音声ガイド

Musical Instruments: Fanfare
9400. Gallery Overview: Fanfare
Welcome to Fanfare!
[MUSICAL FLOURISH]
I’m Bradley Strauchen-Scherer and I’m one of the curators in the Musical Instruments Department.
As a brass player, Fanfare conjures up two distinct elements in my mind. The first is the sound, the piece of music: a flourish that announces someone or something important.
[MUSICAL FLOURISH]
The other element, is how they appear visually. When you think of a group of trumpet players who are there to play at an important event, it's this row upon row of musicians with their instruments.
Fanfare is organized by the universal ways in which we use brass instruments across cultures and around the world. Signaling, ritual, status, and of course making all different types of music. If you look at the center of the display, the conch has a place of honor because with its end broken off, the conch represents what may well have been the first brass instrument that was ever discovered.
[SOUND OF CONCH]
The term ‘brass instrument’ refers to how the instrument actually produces sound, and not what it's made out of. They produce sound when we buzz our lips into the mouthpiece of the instrument.

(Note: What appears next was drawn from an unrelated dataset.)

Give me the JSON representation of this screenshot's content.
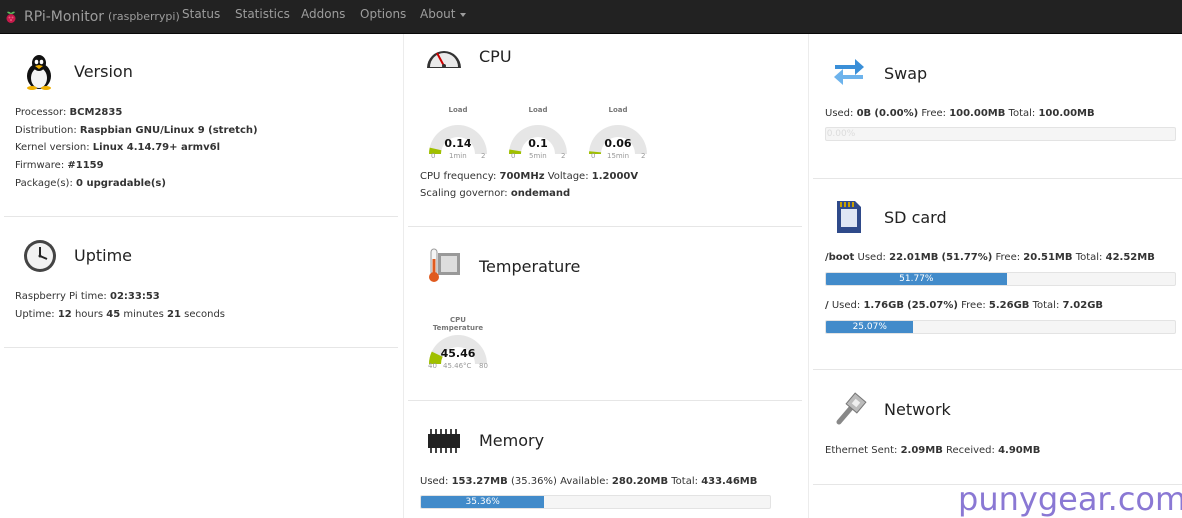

Fanfare incorporates seventy five brass instruments from around the world and throughout time.
You see animal horns, trumpets made out of pottery, horns of glass and ceramic, and even a plastic vuvuzela made for the World Cup in 2014.
[SOUND OF VUVSELA]
When you look at some of the extraordinary shapes of instruments in this showcase, things that have bells that stick up in the air, or bodies that wrap around the player, or even bells that are in the shape of dragon heads, it's very clear that appearance was perhaps almost as important to the makers and the players as what they sounded like.
I’m so excited that we have recordings of a number of the instruments on display. So now’s your opportunity to have a listen to what some of these fantastic instruments sound like.